Im Zeitalter der neuen Schutzwälle

An allen Ecken der Welt werden wieder verstärkt Bollwerke errichtet. Mit diesen neuen Wällen, Zäunen oder Überwachungssystemen wollen sich manche Staaten von einer zunehmend bedrohlichen Umgebung abschotten – das eigentliche Problem lösen sie nicht. Über die Renaissance der Mauer

von MARIUS MEYER

Jetzt baut auch Saudi-Arabien an einer Mauer. Sie wird zwar nur zum Teil aus Beton bestehen und wie eine Mauer im engeren Sinne aussehen, soll aber so unüberwindlich sein wie die großen Bollwerke der Menschheitsgeschichte.

Die Anlage entsteht an der Grenze zum Irak. Es sollen zwei hohe Zäune gebaut werden, an deren Kopf und Fuß Stacheldraht das Überklettern verhindert. Wer dies dennoch schafft, gelangt an ein Gestell, das komplett aus Stacheldraht besteht, dahinter befinden sich Bewegungssensoren im Boden, die einen lautlosen Alarm auslösen. Alle 90 Meter erhebt sich ein Wachturm über die Szenerie, auf dessen Dach sich ein Landeplatz für Helikopter befindet, sodass man Festgenommene schnell aus- und Unterstützung für die Grenzschutzgruppen einfliegen kann. UV-Sensoren überwachen die Grenze, eine Software zur Gesichtserkennung erkennt schon vor dem Zugriff der Grenzschützer, wer unbefugt das saudische Königreich betreten oder verlassen will. In Richtung Irak ergänzt eine meterhohe Sandböschung die Mauer.
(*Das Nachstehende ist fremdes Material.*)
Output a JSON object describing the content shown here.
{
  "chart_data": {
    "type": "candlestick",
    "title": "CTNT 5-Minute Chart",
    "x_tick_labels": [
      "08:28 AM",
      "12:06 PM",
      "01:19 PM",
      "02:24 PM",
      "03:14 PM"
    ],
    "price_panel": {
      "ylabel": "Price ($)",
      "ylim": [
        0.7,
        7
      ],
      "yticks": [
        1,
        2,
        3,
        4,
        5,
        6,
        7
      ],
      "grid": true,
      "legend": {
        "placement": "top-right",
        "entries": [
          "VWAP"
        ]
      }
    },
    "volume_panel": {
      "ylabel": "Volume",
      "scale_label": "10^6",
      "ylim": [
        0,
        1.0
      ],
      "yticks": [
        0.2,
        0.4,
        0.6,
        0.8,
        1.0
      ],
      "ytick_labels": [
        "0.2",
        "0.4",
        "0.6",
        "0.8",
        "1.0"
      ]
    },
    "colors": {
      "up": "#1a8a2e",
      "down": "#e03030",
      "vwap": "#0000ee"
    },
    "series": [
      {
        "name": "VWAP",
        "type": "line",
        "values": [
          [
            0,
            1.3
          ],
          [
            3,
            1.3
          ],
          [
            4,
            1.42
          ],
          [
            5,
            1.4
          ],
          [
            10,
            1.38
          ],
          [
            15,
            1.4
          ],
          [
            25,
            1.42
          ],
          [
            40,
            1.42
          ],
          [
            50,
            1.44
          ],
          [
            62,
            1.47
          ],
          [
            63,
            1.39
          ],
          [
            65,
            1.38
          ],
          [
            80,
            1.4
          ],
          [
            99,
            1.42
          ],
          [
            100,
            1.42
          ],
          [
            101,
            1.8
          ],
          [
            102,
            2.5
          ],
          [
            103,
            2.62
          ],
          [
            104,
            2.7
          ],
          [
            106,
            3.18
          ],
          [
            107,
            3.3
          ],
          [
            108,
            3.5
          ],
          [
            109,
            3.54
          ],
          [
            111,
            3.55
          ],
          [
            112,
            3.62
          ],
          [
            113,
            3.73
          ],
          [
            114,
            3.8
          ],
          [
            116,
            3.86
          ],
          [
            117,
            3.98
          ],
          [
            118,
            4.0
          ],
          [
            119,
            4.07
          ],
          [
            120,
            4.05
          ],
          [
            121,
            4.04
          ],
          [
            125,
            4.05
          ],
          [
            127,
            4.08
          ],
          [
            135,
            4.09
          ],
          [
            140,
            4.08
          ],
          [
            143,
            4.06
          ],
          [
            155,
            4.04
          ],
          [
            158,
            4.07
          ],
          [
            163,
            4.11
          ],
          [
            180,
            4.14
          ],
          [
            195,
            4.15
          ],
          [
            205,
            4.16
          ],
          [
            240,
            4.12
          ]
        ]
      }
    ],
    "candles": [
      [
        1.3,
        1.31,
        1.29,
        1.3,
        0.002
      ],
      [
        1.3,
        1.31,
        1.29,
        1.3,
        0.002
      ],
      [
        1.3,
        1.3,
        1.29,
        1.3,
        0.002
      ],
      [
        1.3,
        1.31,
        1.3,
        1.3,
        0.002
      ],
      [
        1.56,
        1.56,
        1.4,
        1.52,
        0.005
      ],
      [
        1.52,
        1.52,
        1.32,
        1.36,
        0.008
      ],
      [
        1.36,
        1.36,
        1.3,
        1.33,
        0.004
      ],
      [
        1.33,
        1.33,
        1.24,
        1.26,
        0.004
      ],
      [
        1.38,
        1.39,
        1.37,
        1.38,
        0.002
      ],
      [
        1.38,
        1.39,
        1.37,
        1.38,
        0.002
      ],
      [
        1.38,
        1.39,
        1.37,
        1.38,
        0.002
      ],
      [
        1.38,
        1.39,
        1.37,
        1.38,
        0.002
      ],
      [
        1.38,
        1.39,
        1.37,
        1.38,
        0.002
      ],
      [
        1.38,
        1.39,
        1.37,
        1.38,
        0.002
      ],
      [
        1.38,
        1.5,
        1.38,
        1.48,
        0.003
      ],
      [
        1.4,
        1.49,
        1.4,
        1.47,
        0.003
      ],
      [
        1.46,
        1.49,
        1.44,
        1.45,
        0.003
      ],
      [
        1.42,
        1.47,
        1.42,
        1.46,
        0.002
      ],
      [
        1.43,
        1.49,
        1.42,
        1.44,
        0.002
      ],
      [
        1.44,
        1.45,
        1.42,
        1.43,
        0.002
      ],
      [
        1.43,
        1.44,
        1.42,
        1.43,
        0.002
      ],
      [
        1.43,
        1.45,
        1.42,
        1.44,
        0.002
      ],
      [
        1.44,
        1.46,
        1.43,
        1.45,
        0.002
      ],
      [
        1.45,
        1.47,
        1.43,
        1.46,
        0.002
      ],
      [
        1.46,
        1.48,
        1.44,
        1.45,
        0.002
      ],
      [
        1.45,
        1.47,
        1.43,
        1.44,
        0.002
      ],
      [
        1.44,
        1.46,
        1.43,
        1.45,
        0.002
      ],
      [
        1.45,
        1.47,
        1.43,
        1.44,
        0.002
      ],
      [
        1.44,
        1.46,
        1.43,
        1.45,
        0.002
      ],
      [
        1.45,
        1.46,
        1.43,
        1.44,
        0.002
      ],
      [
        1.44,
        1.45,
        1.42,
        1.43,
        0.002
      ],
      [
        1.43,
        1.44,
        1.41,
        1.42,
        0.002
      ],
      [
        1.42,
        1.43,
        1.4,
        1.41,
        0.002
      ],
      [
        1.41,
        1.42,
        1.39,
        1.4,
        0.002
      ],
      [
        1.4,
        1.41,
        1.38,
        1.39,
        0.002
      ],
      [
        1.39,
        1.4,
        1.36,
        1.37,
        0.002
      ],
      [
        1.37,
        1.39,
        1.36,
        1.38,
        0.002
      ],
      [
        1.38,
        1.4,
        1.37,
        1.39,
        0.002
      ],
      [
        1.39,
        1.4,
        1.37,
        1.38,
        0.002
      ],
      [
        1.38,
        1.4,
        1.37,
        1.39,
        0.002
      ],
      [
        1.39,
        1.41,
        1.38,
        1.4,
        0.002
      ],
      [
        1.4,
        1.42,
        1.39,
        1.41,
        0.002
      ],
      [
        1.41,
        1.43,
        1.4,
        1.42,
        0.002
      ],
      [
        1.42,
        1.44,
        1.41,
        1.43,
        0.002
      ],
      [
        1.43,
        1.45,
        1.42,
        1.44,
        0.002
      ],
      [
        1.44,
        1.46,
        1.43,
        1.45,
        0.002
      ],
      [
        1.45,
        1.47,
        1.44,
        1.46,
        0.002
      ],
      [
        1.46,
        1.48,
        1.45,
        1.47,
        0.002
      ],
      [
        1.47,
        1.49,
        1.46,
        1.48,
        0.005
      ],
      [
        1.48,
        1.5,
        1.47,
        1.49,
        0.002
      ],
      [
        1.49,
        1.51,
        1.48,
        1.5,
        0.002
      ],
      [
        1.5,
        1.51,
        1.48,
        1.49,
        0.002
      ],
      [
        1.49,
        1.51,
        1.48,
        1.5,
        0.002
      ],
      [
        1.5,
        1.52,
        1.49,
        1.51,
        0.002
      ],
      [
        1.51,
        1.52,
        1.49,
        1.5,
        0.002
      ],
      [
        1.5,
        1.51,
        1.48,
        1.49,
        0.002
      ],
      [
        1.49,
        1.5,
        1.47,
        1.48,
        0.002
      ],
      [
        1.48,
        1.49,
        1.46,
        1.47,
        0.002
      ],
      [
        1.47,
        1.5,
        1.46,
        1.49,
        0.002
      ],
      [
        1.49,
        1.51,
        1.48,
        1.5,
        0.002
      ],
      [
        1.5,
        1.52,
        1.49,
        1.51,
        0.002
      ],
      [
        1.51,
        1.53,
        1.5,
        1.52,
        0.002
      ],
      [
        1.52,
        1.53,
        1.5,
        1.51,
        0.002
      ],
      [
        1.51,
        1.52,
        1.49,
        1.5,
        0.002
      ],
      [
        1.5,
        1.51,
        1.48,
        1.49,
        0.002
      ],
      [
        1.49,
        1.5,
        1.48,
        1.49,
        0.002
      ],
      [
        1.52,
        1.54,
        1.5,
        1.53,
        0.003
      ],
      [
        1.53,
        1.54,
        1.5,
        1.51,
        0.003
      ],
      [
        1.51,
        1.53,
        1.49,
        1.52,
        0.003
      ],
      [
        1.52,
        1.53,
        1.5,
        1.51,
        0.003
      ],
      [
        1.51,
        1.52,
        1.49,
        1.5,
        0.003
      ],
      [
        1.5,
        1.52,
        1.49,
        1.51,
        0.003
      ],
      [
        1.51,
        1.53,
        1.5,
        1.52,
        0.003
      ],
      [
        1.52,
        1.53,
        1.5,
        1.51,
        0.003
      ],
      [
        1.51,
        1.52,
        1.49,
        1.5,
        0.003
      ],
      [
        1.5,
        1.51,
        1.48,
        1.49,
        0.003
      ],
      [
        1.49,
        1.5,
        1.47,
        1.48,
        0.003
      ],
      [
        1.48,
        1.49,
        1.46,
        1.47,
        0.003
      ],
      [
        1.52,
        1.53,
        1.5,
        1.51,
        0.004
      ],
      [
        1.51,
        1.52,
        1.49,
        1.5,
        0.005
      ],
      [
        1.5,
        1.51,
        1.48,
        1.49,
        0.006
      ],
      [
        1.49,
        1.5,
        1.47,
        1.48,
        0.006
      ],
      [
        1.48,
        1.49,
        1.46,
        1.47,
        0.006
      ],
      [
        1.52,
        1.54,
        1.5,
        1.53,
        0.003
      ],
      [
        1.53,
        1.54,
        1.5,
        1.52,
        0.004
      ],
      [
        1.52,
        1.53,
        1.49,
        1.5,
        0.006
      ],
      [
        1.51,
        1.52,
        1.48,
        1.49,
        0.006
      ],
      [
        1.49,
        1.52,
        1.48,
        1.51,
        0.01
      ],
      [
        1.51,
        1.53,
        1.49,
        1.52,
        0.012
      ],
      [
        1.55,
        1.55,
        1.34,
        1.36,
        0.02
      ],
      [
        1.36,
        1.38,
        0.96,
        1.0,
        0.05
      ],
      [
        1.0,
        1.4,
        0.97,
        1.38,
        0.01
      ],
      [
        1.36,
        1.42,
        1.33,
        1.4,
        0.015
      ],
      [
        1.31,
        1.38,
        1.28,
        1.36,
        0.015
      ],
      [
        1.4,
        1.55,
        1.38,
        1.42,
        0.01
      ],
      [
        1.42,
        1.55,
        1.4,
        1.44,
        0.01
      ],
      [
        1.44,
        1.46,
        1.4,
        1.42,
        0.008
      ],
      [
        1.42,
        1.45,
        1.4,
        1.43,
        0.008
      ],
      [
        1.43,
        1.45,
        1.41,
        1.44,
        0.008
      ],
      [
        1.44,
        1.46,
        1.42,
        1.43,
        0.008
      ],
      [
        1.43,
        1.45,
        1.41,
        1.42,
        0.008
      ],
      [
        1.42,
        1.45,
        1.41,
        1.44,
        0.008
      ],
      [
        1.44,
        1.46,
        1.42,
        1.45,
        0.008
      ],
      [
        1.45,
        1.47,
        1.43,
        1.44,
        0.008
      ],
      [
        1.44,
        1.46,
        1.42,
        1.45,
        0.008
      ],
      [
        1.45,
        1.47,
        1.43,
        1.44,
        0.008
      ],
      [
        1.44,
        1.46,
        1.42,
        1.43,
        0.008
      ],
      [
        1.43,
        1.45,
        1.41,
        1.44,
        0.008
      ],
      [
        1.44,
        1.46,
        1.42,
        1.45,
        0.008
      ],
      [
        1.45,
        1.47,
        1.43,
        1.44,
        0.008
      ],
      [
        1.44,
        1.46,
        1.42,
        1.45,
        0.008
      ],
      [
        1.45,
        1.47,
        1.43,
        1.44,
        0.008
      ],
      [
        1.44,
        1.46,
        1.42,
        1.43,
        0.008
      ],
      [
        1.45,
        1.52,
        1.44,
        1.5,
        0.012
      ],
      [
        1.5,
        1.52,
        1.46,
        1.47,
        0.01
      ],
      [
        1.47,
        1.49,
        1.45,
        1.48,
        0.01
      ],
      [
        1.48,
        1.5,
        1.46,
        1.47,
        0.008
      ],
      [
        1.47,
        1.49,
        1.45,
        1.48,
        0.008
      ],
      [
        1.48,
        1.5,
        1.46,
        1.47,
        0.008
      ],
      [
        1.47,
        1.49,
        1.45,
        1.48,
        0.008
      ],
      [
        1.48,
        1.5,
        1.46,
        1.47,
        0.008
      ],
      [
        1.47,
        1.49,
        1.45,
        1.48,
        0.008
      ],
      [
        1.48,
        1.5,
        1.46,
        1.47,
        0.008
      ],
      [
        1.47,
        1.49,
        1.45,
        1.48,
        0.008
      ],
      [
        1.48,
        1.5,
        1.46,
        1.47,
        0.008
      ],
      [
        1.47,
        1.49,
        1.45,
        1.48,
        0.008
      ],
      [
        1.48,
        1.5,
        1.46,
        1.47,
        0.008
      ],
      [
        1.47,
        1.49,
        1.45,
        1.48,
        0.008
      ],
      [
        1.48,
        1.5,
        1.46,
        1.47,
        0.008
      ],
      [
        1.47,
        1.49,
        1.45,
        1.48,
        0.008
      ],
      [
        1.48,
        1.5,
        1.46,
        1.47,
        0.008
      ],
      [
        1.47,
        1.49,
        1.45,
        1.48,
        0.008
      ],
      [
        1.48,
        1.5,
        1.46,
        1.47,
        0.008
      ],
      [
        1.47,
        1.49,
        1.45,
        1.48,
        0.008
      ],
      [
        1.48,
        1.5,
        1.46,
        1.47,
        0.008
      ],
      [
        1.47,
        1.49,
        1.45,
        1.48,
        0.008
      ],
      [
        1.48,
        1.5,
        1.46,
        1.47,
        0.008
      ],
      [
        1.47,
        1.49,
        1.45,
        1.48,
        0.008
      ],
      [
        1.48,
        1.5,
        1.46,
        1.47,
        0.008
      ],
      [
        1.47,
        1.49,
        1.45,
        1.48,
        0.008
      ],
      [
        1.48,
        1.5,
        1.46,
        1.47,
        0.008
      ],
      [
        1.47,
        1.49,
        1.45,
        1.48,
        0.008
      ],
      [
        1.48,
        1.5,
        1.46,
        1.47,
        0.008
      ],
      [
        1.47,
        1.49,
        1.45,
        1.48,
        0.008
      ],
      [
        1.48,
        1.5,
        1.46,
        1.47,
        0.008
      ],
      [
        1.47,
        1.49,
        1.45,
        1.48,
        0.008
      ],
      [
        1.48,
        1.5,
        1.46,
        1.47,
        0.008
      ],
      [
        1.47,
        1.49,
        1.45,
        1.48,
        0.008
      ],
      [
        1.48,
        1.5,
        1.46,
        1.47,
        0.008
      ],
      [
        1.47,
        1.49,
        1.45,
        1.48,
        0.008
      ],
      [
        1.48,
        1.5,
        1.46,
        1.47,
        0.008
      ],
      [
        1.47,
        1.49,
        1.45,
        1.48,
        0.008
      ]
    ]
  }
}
Saudi-Arabien ist nicht das einzige Land, das solch eine Anlage baut. Mauern erleben geradezu eine Renaissance. In Israel wird gebaut, in den Vereinigten Staaten und um die nordafrikanischen Enklaven Spaniens, bisher ein Tor für Flüchtlinge nach Europa.

Indien zog einen drei Meter hohen Wall durch Kaschmir und errichtete einen Zaun gegen Bangladesch, während das Königreich Bhutan eine Mauer baute, um sich von Indien abzugrenzen. Andere Mauern sind rein virtuell und bestehen aus Luft-, See- und Satellitenüberwachung. So die „Howard-Linie“, die Australien gegen asiatische Flüchtlinge abschirmt. Sie ist wie die in Internierungslager im Outback ein Symbol der restriktiven Asyl- und Flüchtlingspolitik des fünften Kontinents.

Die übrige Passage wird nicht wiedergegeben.